23 Gru 2012, Nie 14:31, PID: 331514
Zas napisał(a):Chyba, choc to mozę brutalne, ale pozwolenie sobie na nienawidzenie kogoś takiego, to jest w pewnym sensie oznaka siły, pewności siebie, zdrowego podejścia
Ja zgadzam się z tym co napisał mc. Oddawanie się prymitywnym instynktom jest oznaką słabości nie siły. W jaki sposób nienawidzenie swojego oponenta ma przynieść tobie korzyść? Żyjemy w cywilizowanym świecie i napędzanie w sobie agresji to głupota (co innego gdyby to były czasy gdy konflikty rozwiązywało się za pomocą miecza) .
Oczywiście takie podejście nie przeczy dążenia do sprawiedliwości. „Nastawianie drugiego policzka” w religiach chrześcijańskich nie oznacza poddawania się oprawcy tylko wybaczanie mu wyrządzonych tobie krzywd. Taki mechanizm na służyć tylko tobie. To ty dzięki temu oczyszczasz się z niszczących emocji i myśli i możesz zająć się rzeczami ważnymi.

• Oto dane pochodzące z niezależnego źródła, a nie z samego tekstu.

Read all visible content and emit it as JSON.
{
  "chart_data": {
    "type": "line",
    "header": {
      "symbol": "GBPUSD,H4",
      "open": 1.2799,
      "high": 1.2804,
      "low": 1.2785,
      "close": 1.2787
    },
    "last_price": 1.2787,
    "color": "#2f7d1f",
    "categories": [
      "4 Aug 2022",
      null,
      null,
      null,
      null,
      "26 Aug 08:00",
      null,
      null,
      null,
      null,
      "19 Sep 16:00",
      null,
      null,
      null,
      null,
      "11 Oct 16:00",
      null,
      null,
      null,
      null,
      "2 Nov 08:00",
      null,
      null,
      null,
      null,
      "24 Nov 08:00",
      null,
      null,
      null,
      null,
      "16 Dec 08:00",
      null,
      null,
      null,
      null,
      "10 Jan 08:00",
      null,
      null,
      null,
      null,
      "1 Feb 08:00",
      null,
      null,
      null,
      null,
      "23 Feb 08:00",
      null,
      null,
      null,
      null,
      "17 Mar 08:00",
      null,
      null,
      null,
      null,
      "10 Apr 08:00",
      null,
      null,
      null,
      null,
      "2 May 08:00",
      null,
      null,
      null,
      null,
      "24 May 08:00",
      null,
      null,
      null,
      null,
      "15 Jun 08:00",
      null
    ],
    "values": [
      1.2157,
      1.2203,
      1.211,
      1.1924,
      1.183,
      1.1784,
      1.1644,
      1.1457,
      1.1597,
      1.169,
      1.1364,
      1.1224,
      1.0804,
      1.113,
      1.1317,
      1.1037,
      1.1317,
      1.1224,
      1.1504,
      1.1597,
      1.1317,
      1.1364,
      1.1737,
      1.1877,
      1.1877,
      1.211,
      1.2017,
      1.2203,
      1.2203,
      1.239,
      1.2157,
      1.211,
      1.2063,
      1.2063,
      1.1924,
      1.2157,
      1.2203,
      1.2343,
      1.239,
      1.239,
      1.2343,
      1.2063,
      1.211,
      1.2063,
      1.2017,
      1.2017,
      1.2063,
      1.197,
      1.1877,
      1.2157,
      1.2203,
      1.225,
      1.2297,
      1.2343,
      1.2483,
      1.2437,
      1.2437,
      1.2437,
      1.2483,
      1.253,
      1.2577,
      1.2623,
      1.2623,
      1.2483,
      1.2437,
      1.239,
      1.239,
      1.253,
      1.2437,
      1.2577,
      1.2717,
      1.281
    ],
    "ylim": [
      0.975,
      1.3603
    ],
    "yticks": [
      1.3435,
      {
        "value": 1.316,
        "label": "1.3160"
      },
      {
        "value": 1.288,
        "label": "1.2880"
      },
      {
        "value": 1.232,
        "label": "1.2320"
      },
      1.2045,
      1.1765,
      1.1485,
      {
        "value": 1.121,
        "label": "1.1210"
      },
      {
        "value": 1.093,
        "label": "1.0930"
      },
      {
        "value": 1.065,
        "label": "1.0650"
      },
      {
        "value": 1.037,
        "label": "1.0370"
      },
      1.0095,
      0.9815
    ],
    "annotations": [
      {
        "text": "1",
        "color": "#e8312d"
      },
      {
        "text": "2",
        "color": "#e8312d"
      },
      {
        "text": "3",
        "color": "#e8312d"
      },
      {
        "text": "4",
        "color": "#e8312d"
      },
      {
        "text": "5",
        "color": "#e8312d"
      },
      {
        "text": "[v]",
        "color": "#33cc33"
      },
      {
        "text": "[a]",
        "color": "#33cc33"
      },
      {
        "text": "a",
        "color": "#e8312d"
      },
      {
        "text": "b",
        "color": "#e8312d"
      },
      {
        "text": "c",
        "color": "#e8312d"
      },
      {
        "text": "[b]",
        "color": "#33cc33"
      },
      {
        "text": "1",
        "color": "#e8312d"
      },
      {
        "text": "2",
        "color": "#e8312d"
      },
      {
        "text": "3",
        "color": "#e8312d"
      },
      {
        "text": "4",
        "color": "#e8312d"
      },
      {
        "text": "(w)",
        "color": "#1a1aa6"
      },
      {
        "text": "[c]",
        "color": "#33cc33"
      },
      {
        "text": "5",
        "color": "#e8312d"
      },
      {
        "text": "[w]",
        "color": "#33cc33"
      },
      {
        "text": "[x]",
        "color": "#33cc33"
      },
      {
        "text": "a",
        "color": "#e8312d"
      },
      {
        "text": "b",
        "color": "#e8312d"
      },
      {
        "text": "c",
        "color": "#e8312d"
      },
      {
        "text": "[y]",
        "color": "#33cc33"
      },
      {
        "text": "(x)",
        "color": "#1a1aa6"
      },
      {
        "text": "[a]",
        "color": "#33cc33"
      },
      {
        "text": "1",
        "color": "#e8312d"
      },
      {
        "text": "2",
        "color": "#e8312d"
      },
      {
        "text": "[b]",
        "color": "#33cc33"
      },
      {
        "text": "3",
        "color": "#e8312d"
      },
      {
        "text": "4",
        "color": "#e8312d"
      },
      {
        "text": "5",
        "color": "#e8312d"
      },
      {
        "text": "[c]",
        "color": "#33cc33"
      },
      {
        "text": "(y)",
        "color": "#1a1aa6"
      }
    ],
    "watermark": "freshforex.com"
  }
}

Druga sprawa to gdy zaczynamy traktować ludzi właśnie w taki sposób:
"Te typy też nie robią tego bez powodu, nie wierzę że ktoś może być z zasady zły, myślę że mają też jakieś kompleksy, problemy i kiedy czuję się lepsi od kogokolwiek to dają radę żyć, żyć kosztem innych...To są bardzo biedni ludzie, ale nie potrafię ich nie nienawidzić"
to zaczynamy dystansować do ataków skierowanych w naszą stronę. (zaznaczę, że ciągle mówimy tylko o agresji słownej bez przemocy fizycznej). Z czasem jak to wejdzie nam w krew to każda krytyka już tak nie boli, zmienia się nasza mowa ciała, odruchy i stajemy się mało atrakcyjnym celem. Agresor nie widzi już reakcji jakiej oczekiwał i przestaje.
W literaturze terapeutycznej wielokrotnie spotkałem się z tymi metodami. Dla mnie jest w tym logika i sam staram się praktykować takie podejście.